Министры дружно встали из-за стола и, обсуждая только что услышанное, пошли на выход. Дурачелли тоже встал и тоже собирался было идти пакостить вместе со всеми, но Всучинни остановил его.
— А вас, господин президент, я попрошу остаться, — сказал Всучинни.
— Спасибо, — ответил Дурачелли и сел на своё место.
9
Дождавшись, когда последний министр покинул зал заседаний, Всучинни закрыл дверь на ключ.
— Вам, господин президент 101-ой планеты, не стоит быть вместе с ними. Учитесь гадить в одиночку.
— Честно говоря, мне вообще не хочется гадить.
— Понимаю, господин президент, понимаю. Я, может быть, как никто Вас сейчас понимаю. В Вас ещё слишком много творческих способностей. Но, к сожалению, если хочешь радоваться жизни, гадить придётся. Увы!
— Придётся?! — испуганно спросил президент.
— Да, — просто ответил Всучинни. — Ваши ближайшие подданные сейчас наворотят там столько всего, что Вы просто не сможете остаться в стороне. Они Вам этого не простят. Они, будучи по уши в дерьме, по локоть в крови, и не допустят, чтобы ими руководил человек с чистой совестью, чистыми руками и незапятнанной репутацией. Ведь Вам придётся…
— Я должен буду их защищать? — перебил его президент.
— Вы догадливый, господин президент, — усмехнулся Всучинни. — Вы очень верно подметили основную свою задачу. Основную, так сказать, задачу президента.
— Задача президента теперь в том, чтобы защищать привилегированных, защищать тех, кто стоит у власти, но совершивших преступления? — спросил президент.
— Теперь — да, — ответил Всучинни. — А как Вы сможете защищать привилегированных преступников, если сами не станете преступником? Это духовно невозможно.
— Я понимаю, — тихо произнёс Дурачелли.
— Кстати, — сказал Всучинни, — Ваша жена и Ваши дети сейчас так же, как и все остальные стоящие у власти и привилегированные и их родные и близкие, их друзья и знакомые совершают преступления.
— Как? — воскликнул президент. — И моя жена?
— И Ваши дети, господин президент, — уточнил Всучинни. — Ваши дети также совершают преступления. И вообще, господин президент, имейте в виду, что сейчас все на планете совершают преступления.
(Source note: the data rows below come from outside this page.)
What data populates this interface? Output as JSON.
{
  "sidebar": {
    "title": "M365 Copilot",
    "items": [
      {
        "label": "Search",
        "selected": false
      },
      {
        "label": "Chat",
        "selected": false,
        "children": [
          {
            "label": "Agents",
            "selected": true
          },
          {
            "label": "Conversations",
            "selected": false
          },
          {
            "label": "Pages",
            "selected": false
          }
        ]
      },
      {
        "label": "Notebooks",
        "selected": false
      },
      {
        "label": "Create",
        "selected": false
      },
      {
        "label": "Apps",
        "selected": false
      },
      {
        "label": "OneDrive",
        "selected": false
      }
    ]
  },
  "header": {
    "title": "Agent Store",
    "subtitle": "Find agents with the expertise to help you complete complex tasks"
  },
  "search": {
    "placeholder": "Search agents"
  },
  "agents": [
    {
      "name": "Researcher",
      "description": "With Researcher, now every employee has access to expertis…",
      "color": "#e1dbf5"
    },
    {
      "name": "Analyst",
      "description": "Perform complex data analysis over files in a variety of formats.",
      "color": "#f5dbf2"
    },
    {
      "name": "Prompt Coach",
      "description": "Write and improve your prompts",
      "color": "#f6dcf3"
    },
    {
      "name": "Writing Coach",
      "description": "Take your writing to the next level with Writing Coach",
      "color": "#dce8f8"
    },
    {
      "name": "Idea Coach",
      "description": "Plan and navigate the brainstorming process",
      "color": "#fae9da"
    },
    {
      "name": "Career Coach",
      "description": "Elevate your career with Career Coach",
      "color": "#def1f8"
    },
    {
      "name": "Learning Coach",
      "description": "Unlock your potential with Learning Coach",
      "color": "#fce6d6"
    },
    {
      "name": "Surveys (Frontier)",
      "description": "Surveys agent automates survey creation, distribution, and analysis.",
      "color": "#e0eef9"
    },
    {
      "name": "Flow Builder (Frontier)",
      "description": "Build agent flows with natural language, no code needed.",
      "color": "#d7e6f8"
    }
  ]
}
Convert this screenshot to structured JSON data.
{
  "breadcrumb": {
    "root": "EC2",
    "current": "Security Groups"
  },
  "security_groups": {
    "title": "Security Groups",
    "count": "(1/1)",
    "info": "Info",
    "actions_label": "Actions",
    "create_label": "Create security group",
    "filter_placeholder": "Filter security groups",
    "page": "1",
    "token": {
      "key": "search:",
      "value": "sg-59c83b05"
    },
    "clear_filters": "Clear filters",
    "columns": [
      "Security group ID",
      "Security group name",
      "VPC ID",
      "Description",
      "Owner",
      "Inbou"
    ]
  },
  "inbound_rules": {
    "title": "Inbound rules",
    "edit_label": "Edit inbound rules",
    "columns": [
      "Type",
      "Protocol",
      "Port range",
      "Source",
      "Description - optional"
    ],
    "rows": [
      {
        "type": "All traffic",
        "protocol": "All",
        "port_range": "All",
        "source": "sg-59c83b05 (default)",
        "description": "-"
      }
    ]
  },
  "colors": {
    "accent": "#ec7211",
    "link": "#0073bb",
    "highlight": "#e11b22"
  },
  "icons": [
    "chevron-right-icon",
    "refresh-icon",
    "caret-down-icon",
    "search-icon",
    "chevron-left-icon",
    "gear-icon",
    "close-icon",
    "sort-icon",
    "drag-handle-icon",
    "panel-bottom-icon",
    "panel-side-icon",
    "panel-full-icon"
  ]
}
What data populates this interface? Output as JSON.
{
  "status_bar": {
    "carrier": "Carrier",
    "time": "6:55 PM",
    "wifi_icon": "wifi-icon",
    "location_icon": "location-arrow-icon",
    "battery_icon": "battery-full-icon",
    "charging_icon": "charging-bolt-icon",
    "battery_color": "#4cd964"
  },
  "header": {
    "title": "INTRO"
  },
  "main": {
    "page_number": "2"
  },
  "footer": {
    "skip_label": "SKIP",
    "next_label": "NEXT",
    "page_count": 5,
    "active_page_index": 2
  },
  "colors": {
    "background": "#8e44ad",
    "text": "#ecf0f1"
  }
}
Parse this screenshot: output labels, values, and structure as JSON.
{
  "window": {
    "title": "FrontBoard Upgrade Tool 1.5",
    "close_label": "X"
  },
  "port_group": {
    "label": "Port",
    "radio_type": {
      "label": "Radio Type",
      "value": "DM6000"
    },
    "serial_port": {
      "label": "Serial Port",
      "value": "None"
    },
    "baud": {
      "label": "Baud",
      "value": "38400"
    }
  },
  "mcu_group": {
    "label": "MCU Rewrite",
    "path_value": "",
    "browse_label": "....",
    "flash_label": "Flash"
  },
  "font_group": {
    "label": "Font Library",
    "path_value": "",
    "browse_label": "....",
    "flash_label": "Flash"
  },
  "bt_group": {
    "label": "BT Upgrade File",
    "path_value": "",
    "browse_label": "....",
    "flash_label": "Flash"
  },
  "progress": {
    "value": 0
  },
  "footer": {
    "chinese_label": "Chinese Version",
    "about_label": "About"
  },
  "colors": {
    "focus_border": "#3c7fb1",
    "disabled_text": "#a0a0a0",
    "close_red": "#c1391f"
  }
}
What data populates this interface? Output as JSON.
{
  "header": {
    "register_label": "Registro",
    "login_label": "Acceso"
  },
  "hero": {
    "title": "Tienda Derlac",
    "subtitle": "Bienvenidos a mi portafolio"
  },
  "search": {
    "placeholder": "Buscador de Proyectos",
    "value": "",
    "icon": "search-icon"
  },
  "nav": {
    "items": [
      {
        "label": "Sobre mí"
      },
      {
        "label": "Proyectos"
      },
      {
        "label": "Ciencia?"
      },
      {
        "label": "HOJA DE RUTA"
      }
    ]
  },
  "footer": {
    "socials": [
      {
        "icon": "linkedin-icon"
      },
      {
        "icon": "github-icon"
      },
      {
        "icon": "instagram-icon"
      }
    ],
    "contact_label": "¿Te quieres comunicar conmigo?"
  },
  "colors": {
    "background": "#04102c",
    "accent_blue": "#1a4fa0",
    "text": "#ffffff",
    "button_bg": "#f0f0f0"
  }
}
— В каком смысле? — испуганно спросил президент.
— Да в таком, Дурачелли, — ответил Всучинни, — что сейчас все на планете врут, крадут, насилуют, шантажируют, подкупают, берут взятки и так далее и тому подобное, и чем выше положение человека, тем больше он совершает разнообразных преступлений. Творческие способности человека как бы преобразуются в способности разнообразить свою преступную деятельность.
— Почему? — спросил президент.
— Что почему? — не понял Всучинни.
— Почему они это делают? — спросил Дурачелли.
— Как почему? — удивился Всучинни. — А иначе какой смысл в том, чтобы занимать высокое положение? Какой смысл бороться за привилегии, если их не использовать?
— А что, разве уже все борются за привилегированные положения? — спросил Дурачелли.
— Да, господин президент, да, — ответил Всучинни. — Министры уже сделали первые шаги, а это главное дело. С этого всё начинается. Дальше зараза уже будет распространяться сама собой. А знаете, господин президент, что меня больше всего во всём этом радует?
— Что? — спросил Дурачелли.
— Что каждый человек имеет возможность обрести ту или иную привилегию, — ответил Всучинни, — в зависимости от своих творческих способностей.
— Да-да, это радует, — неуверенно произнёс Дурачелли. — Правда, при этом человек утрачивает свои творческие способности, но… Он увеличивает свои привилегии. Ведь так? Скажи, Всучинни, а в чём моя, так сказать, основная роль?
— Твоя роль очень проста, — ответил Всучинни, — и очень скоро ты сам поймёшь, в чём именно состоит твоя роль. Вон, слышишь? Это шаги министров. Они возвращаются. Давай-ка я открою им дверь и мы послушаем их. Уверен, что теперь именно настало твоё время.
10
Всучинни открыл дверь зала заседаний. Министры по очереди входили в зал и рассаживались на свои места. Всучинни дождался, когда все расселись, и продолжил.
— Ну что, — радостно воскликнул Всучинни, — как успехи? Вижу, вижу. По рожам вашим вижу, что время вы зря не теряли. Вы сейчас похожи на откормленных и затравленных крыс. Это замечательно. Это здорово, господа! Ведь сейчас, когда решается судьба всей планеты, да что там планеты, судьба всей Вселенной решается в данный момент, именно на откормленных и загнанных в угол крыс вы более всего и должны походить.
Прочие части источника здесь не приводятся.